Adding insult to injury
This is certainly an embarrassment to the Monetary Board which is responsible for this policy. To add insult to injury, for the first time in the history of the Bank, a civil society activist has demanded the Governor of the Bank and his economic team to come for a public debate on the policy stance in the spirit of adhering to democratic economic policy governance (available at: http://www.ft.lk/opinion/Intellectual-debate-needed-on-present-external-sector-monetary-management-policies-and-practices/14-713567). What this means is that the Central Bank is being continuously watched by the market and it no longer holds an unchallenged position to fix its policy.
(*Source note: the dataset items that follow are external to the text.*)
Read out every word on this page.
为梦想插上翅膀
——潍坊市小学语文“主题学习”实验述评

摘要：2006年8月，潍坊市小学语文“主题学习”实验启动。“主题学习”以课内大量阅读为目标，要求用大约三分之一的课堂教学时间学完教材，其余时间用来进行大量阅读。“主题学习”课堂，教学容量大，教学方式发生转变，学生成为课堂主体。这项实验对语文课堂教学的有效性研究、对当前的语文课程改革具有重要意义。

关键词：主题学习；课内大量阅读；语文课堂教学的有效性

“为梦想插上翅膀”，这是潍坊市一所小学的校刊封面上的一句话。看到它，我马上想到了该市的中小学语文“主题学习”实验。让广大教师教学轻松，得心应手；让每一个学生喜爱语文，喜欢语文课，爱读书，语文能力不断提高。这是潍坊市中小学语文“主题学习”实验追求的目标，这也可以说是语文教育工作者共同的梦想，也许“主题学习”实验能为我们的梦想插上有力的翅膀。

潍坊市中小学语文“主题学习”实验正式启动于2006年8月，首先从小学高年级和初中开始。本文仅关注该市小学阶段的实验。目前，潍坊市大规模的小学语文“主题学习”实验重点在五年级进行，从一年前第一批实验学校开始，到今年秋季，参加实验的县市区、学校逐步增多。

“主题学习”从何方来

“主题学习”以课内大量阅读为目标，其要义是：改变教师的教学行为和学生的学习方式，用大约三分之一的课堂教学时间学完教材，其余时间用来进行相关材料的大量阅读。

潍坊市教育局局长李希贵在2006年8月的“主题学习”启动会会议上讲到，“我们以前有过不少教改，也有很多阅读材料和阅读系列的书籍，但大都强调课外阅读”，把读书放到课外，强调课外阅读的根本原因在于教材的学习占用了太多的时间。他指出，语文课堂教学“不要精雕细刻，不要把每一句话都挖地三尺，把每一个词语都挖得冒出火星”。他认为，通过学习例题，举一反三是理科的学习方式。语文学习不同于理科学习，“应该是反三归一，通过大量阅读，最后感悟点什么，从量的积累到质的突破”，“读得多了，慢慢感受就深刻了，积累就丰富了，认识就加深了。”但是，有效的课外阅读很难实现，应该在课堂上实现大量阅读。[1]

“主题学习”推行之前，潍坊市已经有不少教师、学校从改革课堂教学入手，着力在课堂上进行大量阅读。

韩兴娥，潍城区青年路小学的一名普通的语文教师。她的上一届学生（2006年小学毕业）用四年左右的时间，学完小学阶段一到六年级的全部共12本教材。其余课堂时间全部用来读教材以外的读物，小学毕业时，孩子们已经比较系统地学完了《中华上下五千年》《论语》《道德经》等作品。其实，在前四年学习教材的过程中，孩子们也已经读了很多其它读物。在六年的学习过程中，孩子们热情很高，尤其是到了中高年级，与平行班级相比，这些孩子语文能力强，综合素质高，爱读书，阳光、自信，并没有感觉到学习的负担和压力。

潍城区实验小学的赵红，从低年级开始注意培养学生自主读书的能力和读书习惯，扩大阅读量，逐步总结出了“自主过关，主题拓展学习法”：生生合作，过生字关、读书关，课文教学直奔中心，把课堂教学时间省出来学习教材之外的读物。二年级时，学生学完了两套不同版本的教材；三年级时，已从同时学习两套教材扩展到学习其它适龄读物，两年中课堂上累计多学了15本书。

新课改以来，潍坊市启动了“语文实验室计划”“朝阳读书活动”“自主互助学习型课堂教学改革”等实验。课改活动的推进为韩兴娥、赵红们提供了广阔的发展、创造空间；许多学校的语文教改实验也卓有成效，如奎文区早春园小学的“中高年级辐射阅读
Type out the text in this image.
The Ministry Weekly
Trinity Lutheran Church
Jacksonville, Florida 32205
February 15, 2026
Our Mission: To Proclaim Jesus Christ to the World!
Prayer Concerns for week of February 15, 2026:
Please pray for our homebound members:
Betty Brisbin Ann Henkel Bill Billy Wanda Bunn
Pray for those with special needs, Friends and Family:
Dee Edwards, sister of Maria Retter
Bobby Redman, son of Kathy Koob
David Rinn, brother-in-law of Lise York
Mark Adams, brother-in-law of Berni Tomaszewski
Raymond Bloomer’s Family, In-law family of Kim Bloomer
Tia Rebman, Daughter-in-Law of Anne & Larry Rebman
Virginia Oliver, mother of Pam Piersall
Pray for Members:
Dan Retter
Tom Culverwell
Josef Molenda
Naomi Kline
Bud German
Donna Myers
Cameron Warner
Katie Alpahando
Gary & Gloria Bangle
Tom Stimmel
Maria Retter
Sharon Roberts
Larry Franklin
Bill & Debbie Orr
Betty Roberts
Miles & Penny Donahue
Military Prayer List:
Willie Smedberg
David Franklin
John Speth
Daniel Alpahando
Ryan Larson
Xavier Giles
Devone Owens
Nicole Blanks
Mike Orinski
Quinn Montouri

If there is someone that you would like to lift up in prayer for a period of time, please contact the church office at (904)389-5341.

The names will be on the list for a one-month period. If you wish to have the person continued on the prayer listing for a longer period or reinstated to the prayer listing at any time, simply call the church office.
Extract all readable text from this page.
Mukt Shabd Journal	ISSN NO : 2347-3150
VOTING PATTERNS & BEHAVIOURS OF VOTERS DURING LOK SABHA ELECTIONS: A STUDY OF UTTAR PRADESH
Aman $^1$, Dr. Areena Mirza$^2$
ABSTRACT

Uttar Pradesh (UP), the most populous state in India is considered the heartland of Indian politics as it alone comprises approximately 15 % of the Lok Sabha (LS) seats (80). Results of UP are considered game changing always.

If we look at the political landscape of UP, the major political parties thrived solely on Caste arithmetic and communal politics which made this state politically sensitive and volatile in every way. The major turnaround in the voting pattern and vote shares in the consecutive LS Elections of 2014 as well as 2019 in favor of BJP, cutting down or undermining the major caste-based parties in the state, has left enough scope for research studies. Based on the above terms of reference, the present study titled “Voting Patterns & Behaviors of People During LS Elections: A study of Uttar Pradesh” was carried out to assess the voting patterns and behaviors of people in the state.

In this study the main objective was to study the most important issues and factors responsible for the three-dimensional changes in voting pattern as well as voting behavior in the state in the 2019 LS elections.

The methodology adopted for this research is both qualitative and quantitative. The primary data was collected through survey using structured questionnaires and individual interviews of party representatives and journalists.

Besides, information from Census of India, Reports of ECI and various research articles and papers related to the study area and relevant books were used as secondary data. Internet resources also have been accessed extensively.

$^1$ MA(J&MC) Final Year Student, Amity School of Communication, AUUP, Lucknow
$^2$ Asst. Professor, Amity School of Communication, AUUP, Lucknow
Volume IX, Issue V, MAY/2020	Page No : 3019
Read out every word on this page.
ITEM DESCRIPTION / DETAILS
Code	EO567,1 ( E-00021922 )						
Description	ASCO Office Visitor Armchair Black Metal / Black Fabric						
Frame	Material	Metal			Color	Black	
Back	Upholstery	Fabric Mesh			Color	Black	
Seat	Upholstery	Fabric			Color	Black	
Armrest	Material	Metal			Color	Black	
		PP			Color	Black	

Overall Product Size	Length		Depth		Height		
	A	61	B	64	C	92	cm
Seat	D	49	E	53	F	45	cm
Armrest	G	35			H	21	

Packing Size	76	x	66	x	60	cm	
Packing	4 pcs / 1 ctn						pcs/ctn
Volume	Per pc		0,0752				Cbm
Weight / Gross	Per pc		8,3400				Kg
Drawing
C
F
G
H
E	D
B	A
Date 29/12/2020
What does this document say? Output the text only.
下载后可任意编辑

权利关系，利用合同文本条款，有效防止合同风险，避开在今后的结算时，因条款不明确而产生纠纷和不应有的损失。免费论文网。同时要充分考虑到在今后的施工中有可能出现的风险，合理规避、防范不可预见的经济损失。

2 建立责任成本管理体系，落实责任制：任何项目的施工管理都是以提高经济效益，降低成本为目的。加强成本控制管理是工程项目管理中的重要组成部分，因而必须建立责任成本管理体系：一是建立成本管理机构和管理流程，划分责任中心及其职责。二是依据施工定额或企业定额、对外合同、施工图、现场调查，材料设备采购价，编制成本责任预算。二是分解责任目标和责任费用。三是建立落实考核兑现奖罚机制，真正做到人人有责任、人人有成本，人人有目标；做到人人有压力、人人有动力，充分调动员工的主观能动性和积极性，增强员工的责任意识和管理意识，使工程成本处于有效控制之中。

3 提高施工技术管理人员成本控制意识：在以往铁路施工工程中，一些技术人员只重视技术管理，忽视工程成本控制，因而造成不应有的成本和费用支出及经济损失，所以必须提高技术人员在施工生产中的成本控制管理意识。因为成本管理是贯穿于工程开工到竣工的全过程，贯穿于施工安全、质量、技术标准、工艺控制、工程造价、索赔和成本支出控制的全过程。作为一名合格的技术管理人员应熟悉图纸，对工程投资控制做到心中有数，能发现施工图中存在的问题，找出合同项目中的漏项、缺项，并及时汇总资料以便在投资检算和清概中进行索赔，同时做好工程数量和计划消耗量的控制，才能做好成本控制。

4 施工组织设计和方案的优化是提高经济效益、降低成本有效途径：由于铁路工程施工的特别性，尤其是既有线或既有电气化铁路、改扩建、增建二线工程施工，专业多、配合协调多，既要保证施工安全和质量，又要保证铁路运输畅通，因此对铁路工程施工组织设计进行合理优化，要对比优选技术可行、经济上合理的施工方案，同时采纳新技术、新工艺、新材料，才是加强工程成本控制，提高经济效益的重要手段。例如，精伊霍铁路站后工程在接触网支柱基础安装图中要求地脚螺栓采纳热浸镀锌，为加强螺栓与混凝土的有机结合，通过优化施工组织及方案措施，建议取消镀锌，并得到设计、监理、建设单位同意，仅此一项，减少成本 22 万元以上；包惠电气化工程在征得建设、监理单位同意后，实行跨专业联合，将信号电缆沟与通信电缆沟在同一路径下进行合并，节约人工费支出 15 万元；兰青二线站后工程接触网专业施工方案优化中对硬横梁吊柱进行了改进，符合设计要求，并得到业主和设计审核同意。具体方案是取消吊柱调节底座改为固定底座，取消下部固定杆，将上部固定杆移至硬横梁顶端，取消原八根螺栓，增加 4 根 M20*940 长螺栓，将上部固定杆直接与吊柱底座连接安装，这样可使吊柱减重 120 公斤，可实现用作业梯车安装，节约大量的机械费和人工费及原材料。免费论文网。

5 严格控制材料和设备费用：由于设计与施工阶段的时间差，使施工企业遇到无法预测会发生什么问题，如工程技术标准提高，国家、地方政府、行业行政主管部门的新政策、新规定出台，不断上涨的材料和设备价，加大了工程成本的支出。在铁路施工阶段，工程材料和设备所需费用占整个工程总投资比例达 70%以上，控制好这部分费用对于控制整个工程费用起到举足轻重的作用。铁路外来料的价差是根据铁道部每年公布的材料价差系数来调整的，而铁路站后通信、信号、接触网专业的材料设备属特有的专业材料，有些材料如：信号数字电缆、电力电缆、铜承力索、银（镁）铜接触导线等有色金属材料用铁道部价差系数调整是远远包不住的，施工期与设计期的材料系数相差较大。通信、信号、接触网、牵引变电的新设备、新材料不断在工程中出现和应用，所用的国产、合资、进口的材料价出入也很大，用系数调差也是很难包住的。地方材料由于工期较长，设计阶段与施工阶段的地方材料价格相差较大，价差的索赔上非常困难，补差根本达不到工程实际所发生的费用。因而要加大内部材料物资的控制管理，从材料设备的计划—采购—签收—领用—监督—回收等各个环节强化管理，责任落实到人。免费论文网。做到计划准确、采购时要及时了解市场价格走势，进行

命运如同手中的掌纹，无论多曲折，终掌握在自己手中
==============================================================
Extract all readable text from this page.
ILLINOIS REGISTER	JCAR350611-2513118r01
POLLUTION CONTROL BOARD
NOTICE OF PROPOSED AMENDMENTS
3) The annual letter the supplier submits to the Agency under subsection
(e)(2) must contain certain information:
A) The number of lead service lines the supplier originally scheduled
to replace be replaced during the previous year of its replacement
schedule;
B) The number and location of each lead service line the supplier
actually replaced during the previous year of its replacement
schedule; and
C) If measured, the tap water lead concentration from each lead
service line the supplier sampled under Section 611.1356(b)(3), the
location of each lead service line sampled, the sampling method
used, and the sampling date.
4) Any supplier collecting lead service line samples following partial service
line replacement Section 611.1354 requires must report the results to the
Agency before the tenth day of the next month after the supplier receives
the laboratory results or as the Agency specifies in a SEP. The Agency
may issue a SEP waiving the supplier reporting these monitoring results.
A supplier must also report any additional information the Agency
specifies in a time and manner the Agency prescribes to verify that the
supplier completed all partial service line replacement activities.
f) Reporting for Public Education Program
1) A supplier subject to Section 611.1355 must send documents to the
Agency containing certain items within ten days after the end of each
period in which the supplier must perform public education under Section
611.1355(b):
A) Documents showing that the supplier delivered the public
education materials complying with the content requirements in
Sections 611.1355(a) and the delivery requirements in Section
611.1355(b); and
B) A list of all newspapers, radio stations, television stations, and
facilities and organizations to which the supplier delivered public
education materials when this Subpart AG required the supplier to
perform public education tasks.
Nation should be ready to take a hit
Sri Lanka’s external debt problem is not a problem of State Minister Cabraal alone. It is a problem faced by the whole nation. Also, all the governments since independence except the one in power in 1954 and 1955 had contributed to it in a small or big way. No point in castigating them now. What should be done today is to find a quick solution for the problem without defaulting the obligations. It requires the whole country to take a hit. The hit comes in the form of making available the necessary foreign exchange for debt repayment by cutting the domestic consumption. We are heading toward that position fast and the present problem is how to manage it without causing social, economic, and political disorder in the system.
Avoid anti-IMF rhetoric
In my view, Cabraalnomics should take note of this and have a backup rescue plan. That may include giving up the anti-IMF rhetoric because circumstances would force Sri Lanka to eat the humble pie eventually. This happened in 2008 during the previous Mahinda Rajapaksa administration and in 2016 during the previous Yahapalana Government.